August 26, 2009 ( - The U.S. Equal Employment Opportunity Commission (EEOC) today filed a discrimination lawsuit against national retailer Target Stores, Inc. for failing to provide accommodations for a worker who could not effectively communicate with others without the assistance of a job coach because of his cerebral palsy and limited intellectual functioning.

The lawsuit also accuses the retailer of reducing the employee’s work hours due to his medical conditions.

According to an EEOC announcement the agency claims the employee at Target’s store in Foothill Ranch in Southern Orange County was subjected to discriminatory practices on the basis of disability when Target failed to notify his job coach and parents of any in-person meetings involving work issues and job performance, as requested.
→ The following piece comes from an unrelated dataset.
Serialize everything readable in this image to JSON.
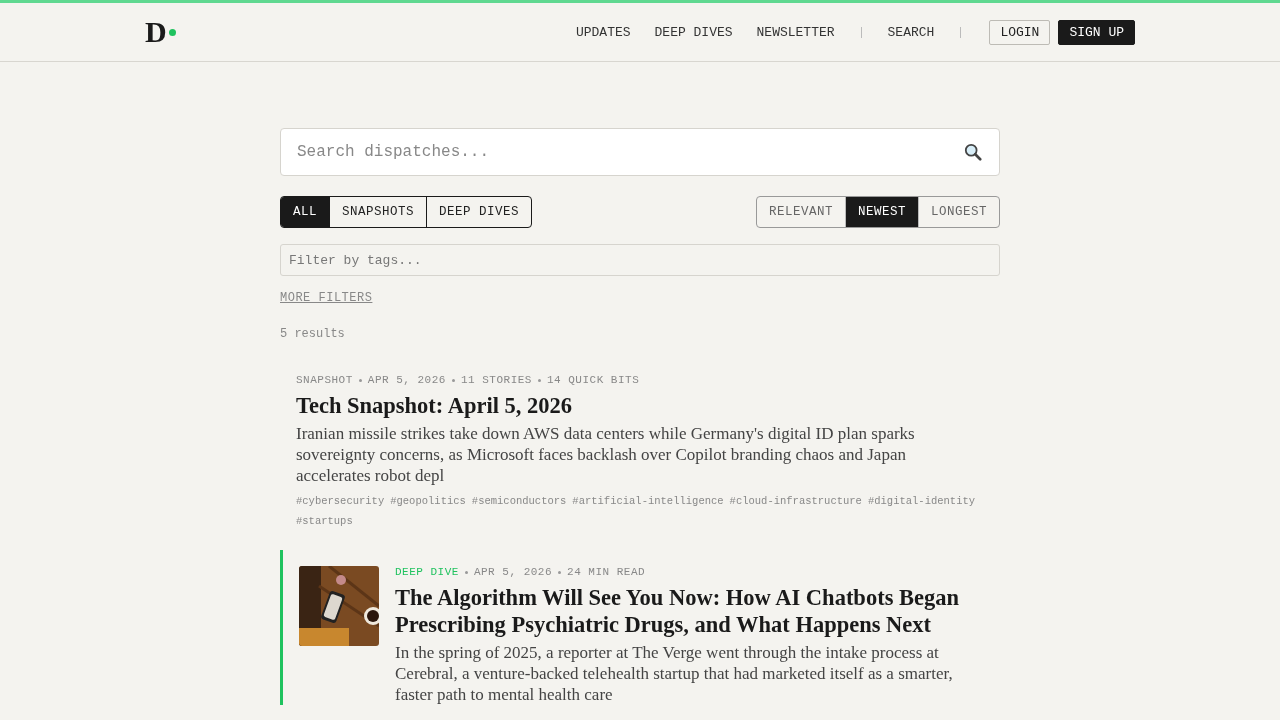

The disabled employee was compelled to attend these in-person meetings without the assistance of a job coach or parent, even though repeated requests had been made by both the job coach and parents to be in attendance.

Target had hired this employee with full knowledge of his disabilities and need for a reasonable accommodation, according to the EEOC.

“What is particularly disturbing here is that Target already knew this employee was disabled and needed assistance with communicating during in-person meetings,” said EEOC Regional Attorney Anna Y. Park of the agency’s Los Angeles District Office, in the announcement. “Target’s failure to provide a reasonable accommodation denied him equal benefits and privileges of employment. Despite his disabilities, the employee in this case was qualified and motivated to work, but Target denied him an equal opportunity to succeed in the workplace.”